Monday, March 17, 2014

Parenting is Like Writing

Parenting is a lot like writing, I think.

First, writing, like parenting, is a laborious process. It can be cathartic and fulfilling and life-giving. This is why people do it and continue doing it, regardless of the angst that seems to be a prerequisite for the job (see Sylvia Plath, Ernest Hemingway, and F. Scott Fitzgerald). But before it can be cathartic and fulfilling and life-giving, it will suck the ever-loving life from the deepest marrow of your soul (see 4am with a toddler who is learning to sleep in his own bed for the first time). The patience and tedium involved in sitting, sometimes for hours, in front of a blank screen, typing, deleting and retyping the same sentence, can cause you to question the sanity of the process (see also time-outs and tantrums and bedtime routines). It can cause you to question your own sanity. Clearly, not all writers make that cut. Not the really good ones, at least. 

And if you want to be good, you have to show up. Not just occasionally. You have to do it everyday, pen to paper, fingers to keyboard, whether it feels good or not. However in writing, as in parenting, sometimes simply showing up does not elicit our best work; sometimes it means stumbling, bleary eyed, down the stairs, switching on a "Sponge Bob Square Pants" marathon, slapping a box of cereal on the table, and falling asleep again on the couch (see Snow Day #11).  To bring the very highest quality that is in you and to do it again and again, everyday, forever, is a discipline. It does not happen overnight, and let's be honest, sometimes it doesn't happen at all. We know realistically, that our very best does not and cannot always materialize (see also today's car ride home from church), but we must continue to try with all that is in us to wake up every morning with our very best as the goal.
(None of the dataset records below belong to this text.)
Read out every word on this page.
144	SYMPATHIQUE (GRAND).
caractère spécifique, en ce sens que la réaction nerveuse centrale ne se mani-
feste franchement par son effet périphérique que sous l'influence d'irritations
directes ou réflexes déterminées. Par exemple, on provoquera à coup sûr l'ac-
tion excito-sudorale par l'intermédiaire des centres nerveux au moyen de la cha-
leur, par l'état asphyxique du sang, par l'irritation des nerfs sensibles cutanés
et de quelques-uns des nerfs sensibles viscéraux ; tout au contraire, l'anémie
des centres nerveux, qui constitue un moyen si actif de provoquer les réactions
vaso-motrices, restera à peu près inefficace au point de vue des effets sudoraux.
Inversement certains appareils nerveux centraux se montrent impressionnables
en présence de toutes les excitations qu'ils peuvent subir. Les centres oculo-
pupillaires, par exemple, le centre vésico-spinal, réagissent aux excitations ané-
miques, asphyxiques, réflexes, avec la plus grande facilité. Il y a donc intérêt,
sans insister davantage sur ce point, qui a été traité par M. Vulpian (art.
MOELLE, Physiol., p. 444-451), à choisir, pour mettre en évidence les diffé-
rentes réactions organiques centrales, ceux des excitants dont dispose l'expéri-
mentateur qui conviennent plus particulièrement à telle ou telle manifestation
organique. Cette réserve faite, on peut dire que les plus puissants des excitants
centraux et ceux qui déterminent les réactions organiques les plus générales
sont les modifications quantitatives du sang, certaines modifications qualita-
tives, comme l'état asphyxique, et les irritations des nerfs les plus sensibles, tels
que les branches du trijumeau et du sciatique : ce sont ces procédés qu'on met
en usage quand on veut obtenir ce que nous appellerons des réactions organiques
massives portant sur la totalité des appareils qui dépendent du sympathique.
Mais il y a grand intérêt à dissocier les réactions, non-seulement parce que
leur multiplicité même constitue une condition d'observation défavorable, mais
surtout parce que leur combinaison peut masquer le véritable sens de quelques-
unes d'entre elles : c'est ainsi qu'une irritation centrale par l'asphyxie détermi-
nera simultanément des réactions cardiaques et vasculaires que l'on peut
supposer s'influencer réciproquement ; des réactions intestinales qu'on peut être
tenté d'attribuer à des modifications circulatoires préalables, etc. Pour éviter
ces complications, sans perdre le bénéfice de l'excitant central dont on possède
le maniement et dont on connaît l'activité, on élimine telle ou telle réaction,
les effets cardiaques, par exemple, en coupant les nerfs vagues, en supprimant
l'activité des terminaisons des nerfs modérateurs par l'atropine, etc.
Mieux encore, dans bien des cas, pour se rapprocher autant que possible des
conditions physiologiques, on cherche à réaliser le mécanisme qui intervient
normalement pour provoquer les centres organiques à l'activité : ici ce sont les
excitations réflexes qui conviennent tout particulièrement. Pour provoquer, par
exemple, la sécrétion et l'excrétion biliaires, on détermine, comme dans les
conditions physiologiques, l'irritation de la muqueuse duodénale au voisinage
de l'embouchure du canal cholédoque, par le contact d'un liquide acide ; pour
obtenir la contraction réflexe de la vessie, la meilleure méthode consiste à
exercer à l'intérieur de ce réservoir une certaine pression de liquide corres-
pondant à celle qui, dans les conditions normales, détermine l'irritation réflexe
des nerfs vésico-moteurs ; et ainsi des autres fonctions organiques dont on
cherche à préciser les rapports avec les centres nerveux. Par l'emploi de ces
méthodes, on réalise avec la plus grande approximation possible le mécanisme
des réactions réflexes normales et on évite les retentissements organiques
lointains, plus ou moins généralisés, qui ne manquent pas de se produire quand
Hopefully, in showing up every day, you will have a wealth of material to work with. You will wade through Snow Day #11 and Sunday's car ride home from church, and somewhere in the midst of that you will find a snowy Spring Break afternoon of making doll dresses from the kit our seven year old received for her birthday; you will find heart felt apologies that end always with "I love you," and if you're lucky, you might even find three giggling children doing Velociraptor impressions in the living room with their daddy (see Cretaceous Period). You see, with all of the material that you have from simply showing up, you find words, sentences, maybe even paragraphs that work. The stuff that remains. The stuff that is life-giving. 
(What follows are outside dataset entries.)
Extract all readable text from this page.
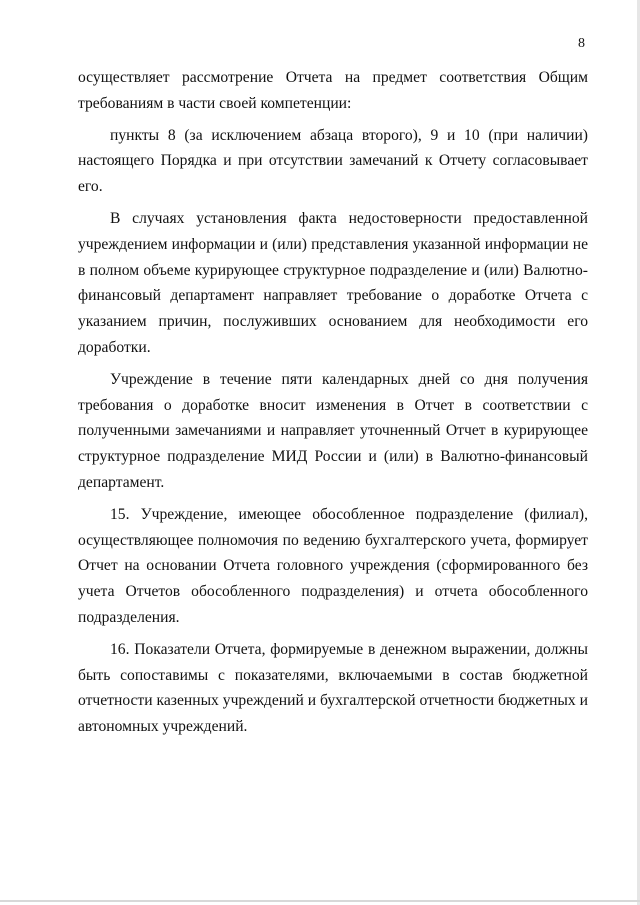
8

осуществляет рассмотрение Отчета на предмет соответствия Общим требованиям в части своей компетенции:

пункты 8 (за исключением абзаца второго), 9 и 10 (при наличии) настоящего Порядка и при отсутствии замечаний к Отчету согласовывает его.

В случаях установления факта недостоверности предоставленной учреждением информации и (или) представления указанной информации не в полном объеме курирующее структурное подразделение и (или) Валютно-финансовый департамент направляет требование о доработке Отчета с указанием причин, послуживших основанием для необходимости его доработки.

Учреждение в течение пяти календарных дней со дня получения требования о доработке вносит изменения в Отчет в соответствии с полученными замечаниями и направляет уточненный Отчет в курирующее структурное подразделение МИД России и (или) в Валютно-финансовый департамент.

15. Учреждение, имеющее обособленное подразделение (филиал), осуществляющее полномочия по ведению бухгалтерского учета, формирует Отчет на основании Отчета головного учреждения (сформированного без учета Отчетов обособленного подразделения) и отчета обособленного подразделения.

16. Показатели Отчета, формируемые в денежном выражении, должны быть сопоставимы с показателями, включаемыми в состав бюджетной отчетности казенных учреждений и бухгалтерской отчетности бюджетных и автономных учреждений.
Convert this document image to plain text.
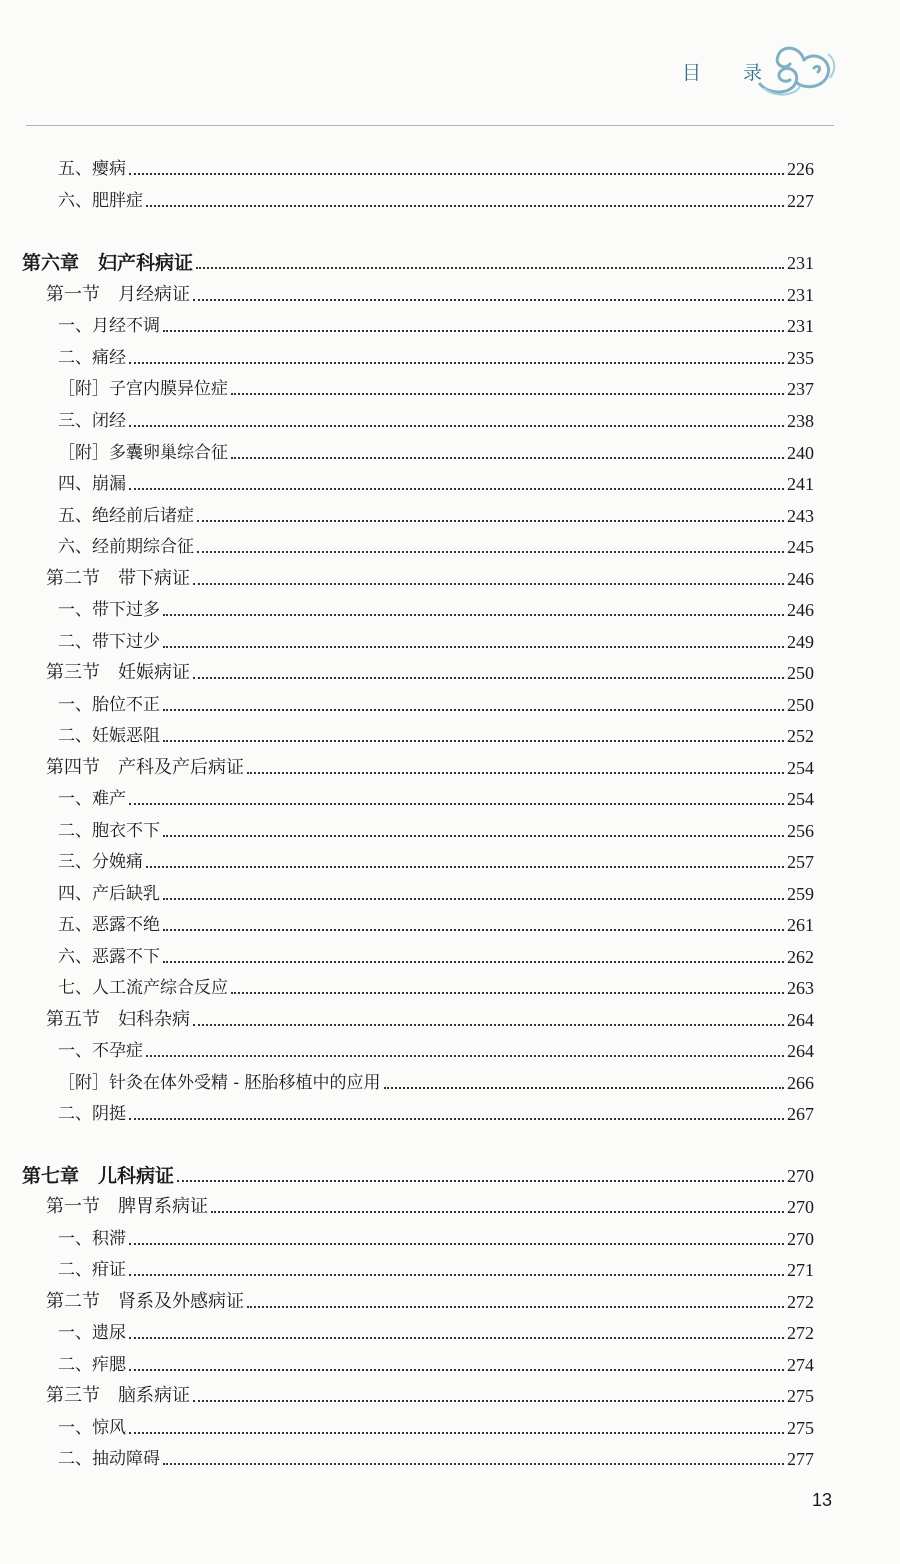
目 录
五、瘿病	226
六、肥胖症	227
第六章　妇产科病证	231
第一节　月经病证	231
一、月经不调	231
二、痛经	235
［附］子宫内膜异位症	237
三、闭经	238
［附］多囊卵巢综合征	240
四、崩漏	241
五、绝经前后诸症	243
六、经前期综合征	245
第二节　带下病证	246
一、带下过多	246
二、带下过少	249
第三节　妊娠病证	250
一、胎位不正	250
二、妊娠恶阻	252
第四节　产科及产后病证	254
一、难产	254
二、胞衣不下	256
三、分娩痛	257
四、产后缺乳	259
五、恶露不绝	261
六、恶露不下	262
七、人工流产综合反应	263
第五节　妇科杂病	264
一、不孕症	264
［附］针灸在体外受精 - 胚胎移植中的应用	266
二、阴挺	267
第七章　儿科病证	270
第一节　脾胃系病证	270
一、积滞	270
二、疳证	271
第二节　肾系及外感病证	272
一、遗尿	272
二、痄腮	274
第三节　脑系病证	275
一、惊风	275
二、抽动障碍	277
13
Let's also remember, that some people are born to be writers. It doesn't mean that they don't have to work at it, but there might be some kind of instinctual gift for the precise word or a certain appropriately placed modifier. For others, they write because they love it, though maybe they haven't had the best instruction; maybe their subjects and verbs don't always agree or maybe their stories read with redundancy. It's ok. Let them write, free of judgement. Let us be a community of writers who supports those who write, regardless of how or what they write, because of our love for the craft. Because, after all, people become writers in many different ways, and for many different reasons. Their stories do not belong to us, and we often can't begin to understand their subtext. So, let us also be a community of parents who support other parents, regardless of how they parent, because of our love for children. All children.

Most things that are worth anything, like writing, like parenting, require hard, hard work. They require showing up and remaining present, even when we don't have it in us to do so. And they require our sweat, our tears, and various other forms of DNA (see couch we are about to donate to the Salvation Army). At times, dark times, they require our hearts being ripped out and torn to pieces. However, there are few, if any things more worthy of the great investment of writing and the even more noble investment of parenthood.

At the end of it all, there is no guarantee that the final product will be what we had planned, or even what we had hoped, because somewhere along the way, the subject of our greatest labor will undoubtedly take on a life of its own. This can be heartbreaking; it can be exhilarating, or it can be both at once. And regardless of the outcome, we have to have the courage and ultimately, the decency to say, "that's ok, too."  Because it is ok, and only because we have poured ourselves out abundantly, through a process, for a purpose far beyond  ourselves. 

In seeing the process through to completion, we will have discovered the key, not to a life that is perfect, but to a life well lived.